Burundi : Le MSD accuse le pouvoir de préparer un « conflit fratricide » par la spoliation foncière
Dans une déclaration choc publiée sur les réseaux sociaux, Epitace Nshimirimana, porte-parole du parti d’opposition Mouvement pour la Solidarité et la Démocratie (MSD), a dressé une « liste noire » de personnalités qu’il accuse de mener le pays vers une nouvelle guerre civile. Au cœur de ces accusations : l'instrumentalisation de la Commission Vérité et Réconciliation (CVR).
Le ton est grave et les mots sont pesants. Epitace Nshimirimana ne mâche plus ses mots envers le régime de Gitega. Selon le cadre de l’opposition en exil, une manœuvre de « spoliation illégale » de terres et de maisons appartenant à des citoyens burundais est actuellement en cours, orchestrée par les plus hautes sphères de l'État.
Une CVR sous influence ?
L’élément central de cette dénonciation est le rôle de la Commission Vérité et Réconciliation (CVR). Initialement créée pour panser les plaies de l'histoire sanglante du Burundi, la Commission est ici décrite par le MSD comme un outil « aux ordres du CNDD-FDD » (le parti au pouvoir).

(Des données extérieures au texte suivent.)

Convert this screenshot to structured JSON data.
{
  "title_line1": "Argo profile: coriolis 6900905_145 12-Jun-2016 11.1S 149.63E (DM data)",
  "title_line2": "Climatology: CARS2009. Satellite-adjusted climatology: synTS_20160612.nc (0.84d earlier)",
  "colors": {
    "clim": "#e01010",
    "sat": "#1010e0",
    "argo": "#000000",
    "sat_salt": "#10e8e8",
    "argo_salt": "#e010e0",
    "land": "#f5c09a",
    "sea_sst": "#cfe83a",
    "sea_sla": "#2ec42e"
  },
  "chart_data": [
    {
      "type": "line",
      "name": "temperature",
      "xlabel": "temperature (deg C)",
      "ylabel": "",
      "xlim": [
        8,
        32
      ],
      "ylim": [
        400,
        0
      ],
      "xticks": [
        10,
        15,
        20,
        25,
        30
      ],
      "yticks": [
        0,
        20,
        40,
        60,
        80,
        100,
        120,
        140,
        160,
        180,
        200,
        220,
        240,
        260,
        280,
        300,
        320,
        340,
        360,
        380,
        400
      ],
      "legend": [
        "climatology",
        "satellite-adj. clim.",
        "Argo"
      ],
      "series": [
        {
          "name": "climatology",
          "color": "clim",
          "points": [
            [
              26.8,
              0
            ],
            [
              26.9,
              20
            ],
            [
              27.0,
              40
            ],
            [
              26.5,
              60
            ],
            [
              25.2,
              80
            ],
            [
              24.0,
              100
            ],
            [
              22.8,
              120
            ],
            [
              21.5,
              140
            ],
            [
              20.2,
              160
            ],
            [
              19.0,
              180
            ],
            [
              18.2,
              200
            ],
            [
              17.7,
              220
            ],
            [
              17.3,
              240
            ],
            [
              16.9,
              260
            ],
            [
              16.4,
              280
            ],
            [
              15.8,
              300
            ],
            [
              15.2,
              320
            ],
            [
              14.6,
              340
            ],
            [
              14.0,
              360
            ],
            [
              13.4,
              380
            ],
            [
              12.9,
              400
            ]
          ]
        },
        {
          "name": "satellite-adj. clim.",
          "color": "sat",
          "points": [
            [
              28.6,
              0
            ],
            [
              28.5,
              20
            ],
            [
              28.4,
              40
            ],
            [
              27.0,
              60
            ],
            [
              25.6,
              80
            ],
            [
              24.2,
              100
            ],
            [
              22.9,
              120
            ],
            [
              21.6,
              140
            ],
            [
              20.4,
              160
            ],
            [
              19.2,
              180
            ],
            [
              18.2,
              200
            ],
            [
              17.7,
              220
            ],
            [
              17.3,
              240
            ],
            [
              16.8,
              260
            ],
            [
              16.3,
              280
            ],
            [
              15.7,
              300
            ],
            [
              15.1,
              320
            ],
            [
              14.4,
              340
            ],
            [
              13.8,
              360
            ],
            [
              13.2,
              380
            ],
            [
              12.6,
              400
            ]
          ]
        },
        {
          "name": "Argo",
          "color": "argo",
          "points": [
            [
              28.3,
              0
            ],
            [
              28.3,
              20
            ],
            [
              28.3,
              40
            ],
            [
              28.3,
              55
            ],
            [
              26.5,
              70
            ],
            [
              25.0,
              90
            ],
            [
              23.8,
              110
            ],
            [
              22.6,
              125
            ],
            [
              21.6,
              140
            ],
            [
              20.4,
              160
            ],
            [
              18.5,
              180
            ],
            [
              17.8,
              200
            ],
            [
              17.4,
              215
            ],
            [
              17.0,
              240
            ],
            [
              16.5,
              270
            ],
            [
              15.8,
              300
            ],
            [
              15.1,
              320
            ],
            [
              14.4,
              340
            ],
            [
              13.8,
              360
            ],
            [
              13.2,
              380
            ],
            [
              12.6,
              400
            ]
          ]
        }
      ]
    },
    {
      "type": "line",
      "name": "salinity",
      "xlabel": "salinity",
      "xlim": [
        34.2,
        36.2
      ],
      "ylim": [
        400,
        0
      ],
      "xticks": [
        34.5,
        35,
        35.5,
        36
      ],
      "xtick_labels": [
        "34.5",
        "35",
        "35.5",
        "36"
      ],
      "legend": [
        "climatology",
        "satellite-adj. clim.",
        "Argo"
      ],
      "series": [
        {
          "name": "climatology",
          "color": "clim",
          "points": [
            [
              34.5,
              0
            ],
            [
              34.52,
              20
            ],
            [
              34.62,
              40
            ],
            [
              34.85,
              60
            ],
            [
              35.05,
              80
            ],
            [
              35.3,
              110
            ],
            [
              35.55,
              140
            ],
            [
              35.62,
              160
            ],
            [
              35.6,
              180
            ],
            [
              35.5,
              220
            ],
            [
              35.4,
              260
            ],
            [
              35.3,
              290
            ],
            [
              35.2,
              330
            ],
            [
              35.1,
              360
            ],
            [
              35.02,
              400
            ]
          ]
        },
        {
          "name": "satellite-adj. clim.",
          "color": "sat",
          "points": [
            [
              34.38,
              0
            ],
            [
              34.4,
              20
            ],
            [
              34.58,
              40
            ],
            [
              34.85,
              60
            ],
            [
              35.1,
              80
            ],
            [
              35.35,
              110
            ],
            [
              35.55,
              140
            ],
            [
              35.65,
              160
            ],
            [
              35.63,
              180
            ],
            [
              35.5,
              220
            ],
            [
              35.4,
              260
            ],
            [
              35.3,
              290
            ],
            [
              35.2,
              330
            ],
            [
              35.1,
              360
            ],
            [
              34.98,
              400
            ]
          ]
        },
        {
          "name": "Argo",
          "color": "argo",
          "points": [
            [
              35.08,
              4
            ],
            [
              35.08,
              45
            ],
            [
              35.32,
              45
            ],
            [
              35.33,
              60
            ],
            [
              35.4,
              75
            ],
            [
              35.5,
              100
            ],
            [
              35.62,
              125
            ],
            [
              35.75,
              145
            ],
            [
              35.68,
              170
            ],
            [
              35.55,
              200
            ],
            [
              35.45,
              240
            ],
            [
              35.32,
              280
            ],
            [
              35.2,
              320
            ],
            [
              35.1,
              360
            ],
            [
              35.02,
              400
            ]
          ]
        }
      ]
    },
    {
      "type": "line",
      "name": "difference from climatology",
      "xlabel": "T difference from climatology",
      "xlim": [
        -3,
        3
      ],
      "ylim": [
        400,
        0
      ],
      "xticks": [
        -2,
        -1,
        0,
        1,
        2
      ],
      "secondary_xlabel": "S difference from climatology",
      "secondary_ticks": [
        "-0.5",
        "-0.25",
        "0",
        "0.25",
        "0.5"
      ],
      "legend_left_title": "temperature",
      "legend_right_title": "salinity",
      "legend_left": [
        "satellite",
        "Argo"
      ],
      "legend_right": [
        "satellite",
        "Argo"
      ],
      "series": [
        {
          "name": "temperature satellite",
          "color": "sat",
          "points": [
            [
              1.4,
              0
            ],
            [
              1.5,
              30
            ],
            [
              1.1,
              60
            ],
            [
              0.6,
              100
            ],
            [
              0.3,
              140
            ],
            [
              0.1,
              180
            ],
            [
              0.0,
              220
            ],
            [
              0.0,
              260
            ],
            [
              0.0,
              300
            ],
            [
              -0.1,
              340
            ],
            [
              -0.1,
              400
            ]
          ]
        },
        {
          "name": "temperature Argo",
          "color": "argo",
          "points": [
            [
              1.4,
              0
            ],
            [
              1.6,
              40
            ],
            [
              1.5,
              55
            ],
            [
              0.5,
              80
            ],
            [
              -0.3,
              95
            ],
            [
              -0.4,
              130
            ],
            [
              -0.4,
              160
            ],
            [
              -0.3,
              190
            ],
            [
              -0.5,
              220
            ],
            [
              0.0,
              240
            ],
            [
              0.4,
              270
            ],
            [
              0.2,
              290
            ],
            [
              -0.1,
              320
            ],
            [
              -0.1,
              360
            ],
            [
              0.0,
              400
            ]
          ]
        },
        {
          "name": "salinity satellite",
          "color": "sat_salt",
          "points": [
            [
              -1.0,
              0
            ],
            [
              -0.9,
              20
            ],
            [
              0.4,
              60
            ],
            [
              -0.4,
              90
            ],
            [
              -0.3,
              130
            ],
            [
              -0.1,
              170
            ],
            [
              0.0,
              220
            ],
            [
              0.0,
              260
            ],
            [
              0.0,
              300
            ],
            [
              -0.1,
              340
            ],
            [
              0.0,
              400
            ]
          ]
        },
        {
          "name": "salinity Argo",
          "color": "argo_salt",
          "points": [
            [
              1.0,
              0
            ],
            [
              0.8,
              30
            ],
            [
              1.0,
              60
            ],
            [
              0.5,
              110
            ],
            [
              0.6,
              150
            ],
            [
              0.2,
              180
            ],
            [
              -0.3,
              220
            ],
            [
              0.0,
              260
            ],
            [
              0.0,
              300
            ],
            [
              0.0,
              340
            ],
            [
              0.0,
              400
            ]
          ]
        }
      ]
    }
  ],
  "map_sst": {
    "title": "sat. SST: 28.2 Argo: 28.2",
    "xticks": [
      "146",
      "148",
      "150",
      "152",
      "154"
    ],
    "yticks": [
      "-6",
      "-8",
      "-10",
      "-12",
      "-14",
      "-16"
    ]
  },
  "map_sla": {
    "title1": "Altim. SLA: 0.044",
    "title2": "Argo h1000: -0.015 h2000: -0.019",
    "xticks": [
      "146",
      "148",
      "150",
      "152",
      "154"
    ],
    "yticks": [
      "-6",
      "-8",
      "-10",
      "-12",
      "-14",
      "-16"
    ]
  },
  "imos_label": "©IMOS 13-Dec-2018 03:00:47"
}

Selon Nshimirimana, les autorités utiliseraient le prétexte de la restitution des biens spoliés lors des crises passées pour, en réalité, exproprier arbitrairement d'autres citoyens, créant ainsi un climat de tension qui pourrait dégénérer en « guerre entre compatriotes ».
18 noms jetés en pâture
Pour appuyer ses dires, le porte-parole a publié une liste nominative de 18 responsables. En tête de liste figurent les piliers du régime actuel :
Évariste Ndayishimiye, Président de la République ;
Révérien Ndikuriyo, Secrétaire Général du CNDD-FDD ;
Gélase Daniel Ndabirabe, Président de l’Assemblée Nationale.
La liste s'étend également à des cadres de la CVR, comme Pierre Claver Ndayicariye, ainsi qu'à des personnalités de l'administration et de la justice. En désignant nommément ces individus, Epitace Nshimirimana appelle la population à « documenter les agissements » de chacun pour que, « le moment venu, la vérité soit établie ».
Un appel à la vigilance citoyenne
Le message adressé aux Burundais est un appel à la résistance documentaire. L'opposition semble vouloir préparer le terrain pour de futurs recours juridiques, qu'ils soient nationaux ou internationaux.
« Burundais, où que vous soyez, il est important de documenter les agissements et les responsabilités de ces individus... afin qu'ils répondent de leurs actes. » — Epitace Nshimirimana
À l'heure actuelle, le gouvernement burundais n'a pas encore réagi officiellement à ces accusations. Toutefois, cette sortie médiatique intervient dans un contexte de crispation politique croissante, où la question foncière demeure l’un des déclencheurs les plus sensibles de violence communautaire au Burundi.